The outlined steps comprise a ban on construction and demolition activities in linear public projects like highways, roads, flyovers, overbridges, power transmission, and pipelines. Additionally, NCR state governments and the Delhi government are urged to decide on allowing public, municipal, and private offices to operate at 50% strength, with the remaining staff encouraged to work from home.
Furthermore, state governments are advised to contemplate additional emergency measures such as the closure of colleges and educational institutions, as well as non-essential commercial activities. The possibility of implementing measures like running vehicles on an odd-even basis of registration numbers is also presented as part of this coordinated effort to combat the air quality crisis in the region.
On November 7, a three-judge Supreme Court bench questioned the effectiveness of the odd-even scheme proposed by the Delhi government and asked the government to submit studies that back this policy. According to the scheme, private vehicles with registration plates ending in odd numbers will be allowed on the streets on odd-numbered dates, while even-numbered vehicles can ply on even dates. In light of the crisis in the capital city, the bench has asked five state governments--Delhi, Punjab, Haryana, Uttar Pradesh and Rajasthan--to file affidavits outlining the measures taken to combat air pollution.

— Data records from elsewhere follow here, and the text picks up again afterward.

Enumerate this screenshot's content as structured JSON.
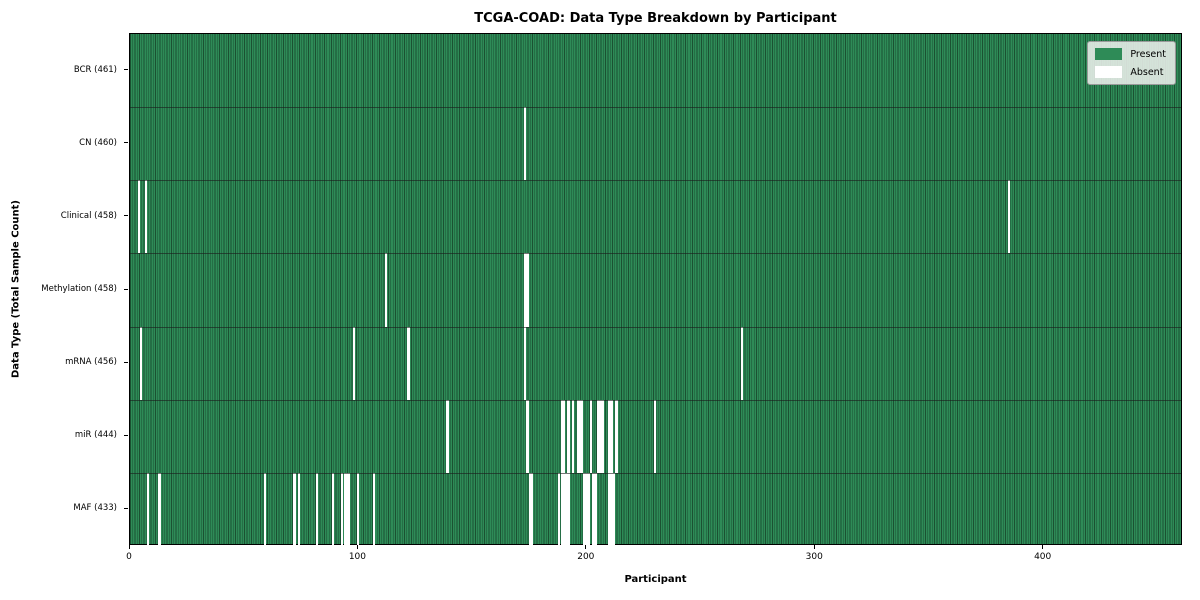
{
  "title": "TCGA-COAD: Data Type Breakdown by Participant",
  "chart_data": {
    "type": "heatmap",
    "title": "TCGA-COAD: Data Type Breakdown by Participant",
    "xlabel": "Participant",
    "ylabel": "Data Type (Total Sample Count)",
    "x_ticks": [
      0,
      100,
      200,
      300,
      400
    ],
    "x_range": [
      0,
      461
    ],
    "total_participants": 461,
    "grid": false,
    "legend": {
      "position": "upper right",
      "present_label": "Present",
      "absent_label": "Absent"
    },
    "colors": {
      "present": "#2e8b57",
      "absent": "#ffffff",
      "cell_edge": "#1e5038",
      "row_separator": "#1a1a1a",
      "plot_border": "#000000",
      "legend_bg": "#eceeec",
      "legend_border": "#9a9a9a"
    },
    "rows": [
      {
        "label": "BCR (461)",
        "data_type": "BCR",
        "total": 461,
        "absent": []
      },
      {
        "label": "CN (460)",
        "data_type": "CN",
        "total": 460,
        "absent": [
          173
        ]
      },
      {
        "label": "Clinical (458)",
        "data_type": "Clinical",
        "total": 458,
        "absent": [
          4,
          7,
          385
        ]
      },
      {
        "label": "Methylation (458)",
        "data_type": "Methylation",
        "total": 458,
        "absent": [
          112,
          173,
          174
        ]
      },
      {
        "label": "mRNA (456)",
        "data_type": "mRNA",
        "total": 456,
        "absent": [
          5,
          98,
          122,
          173,
          268
        ]
      },
      {
        "label": "miR (444)",
        "data_type": "miR",
        "total": 444,
        "absent": [
          139,
          174,
          189,
          190,
          192,
          194,
          196,
          197,
          198,
          202,
          205,
          206,
          207,
          210,
          211,
          213,
          230
        ]
      },
      {
        "label": "MAF (433)",
        "data_type": "MAF",
        "total": 433,
        "absent": [
          8,
          13,
          59,
          72,
          74,
          82,
          89,
          93,
          94,
          95,
          96,
          100,
          107,
          175,
          176,
          188,
          189,
          190,
          191,
          192,
          199,
          200,
          201,
          203,
          204,
          210,
          211,
          212
        ]
      }
    ]
  }
}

Drop in stubble burnings in Punjab & Haryana
Stubble burning in neighbouring states is another cause for poor air quality in Delhi. An analysis by Climate Trends has highlighted a decrease in stubble burning events in Punjab and Haryana this year. Between November 1 and 5, Punjab witnessed only about half the incidents of stubble burning compared to the same period last year, while Haryana experienced approximately two-thirds of the previous year's incidents.